Evidence for this comes from as far a field as India, the Philippines and Indonesia. At the same time, agricultural research worldwide has been contracting as governments, non-government bodies and private donors reduce funding because of domestic economic pressures. This means, Lampe says, that at risk is the capacity to solve such problems as rice yield decline and research to breed the new generation of super-yielding crops. Yet rice will be needed to feed more than half the human population-an estimated 4. 5 billion out of 8. 3 billion people by 2030Compared with the building of weapons of mass destruction or the mounting of space missions to Mars, Lampe says, the devising of sustainable farming systems has little political appeal to most governments: To them I say: I hope you can sleep well at night. 

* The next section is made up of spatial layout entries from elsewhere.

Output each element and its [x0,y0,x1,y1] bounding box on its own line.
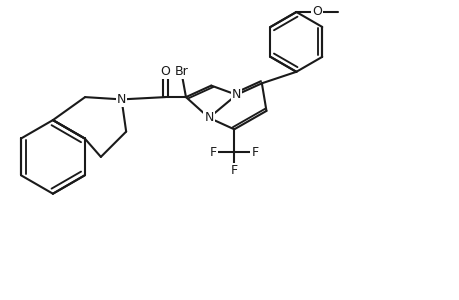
Text: N: N [231,88,241,101]
Text: F: F [230,164,237,177]
Text: Br: Br [174,65,188,78]
Text: O: O [160,65,170,78]
Text: O: O [312,5,321,19]
Text: F: F [210,146,217,159]
Text: F: F [251,146,258,159]
Text: N: N [204,111,213,124]
Text: N: N [117,93,126,106]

问答题 Life would be _____ for the rest of people, if the very basic needs of the poor fail to be satisfied.
【正确答案】extremely risky and uncomfortable
【答案解析】本题出自第一段第二句。即如果贫苦人民基本需求得不到满足,其他人的生活也将会极度危险与不适。
问答题 According to the passage, prime productive land is being used by _____.
【正确答案】city expansion and building roads
【答案解析】本题出自第一段最后一句。即主要生产地用于城市扩建和修路。
问答题 What is happened to the areas that have been most intensively farmed?
【正确答案】Rice yield is declining.
【答案解析】本题出自第二段第三句话。根据题意做出相应改变即可。
问答题 What is the result of clearing rainforest?
【正确答案】The soils are so erosive that larger areas are cleared.
【答案解析】本题出自倒数第二段第二句话。砍伐雨林的结果就是土壤变酸,有毒,侵蚀性强,使植物死亡,于是更大片的雨林遭到破坏。根据文意回答问题即可。
问答题 What is reason for the contracting of agricultural research worldwide?
【正确答案】Domestic economic pressures.
【答案解析】本题出自最后一段第二句话。即世界范围内 农业研究缩减的原因是国内经济压力。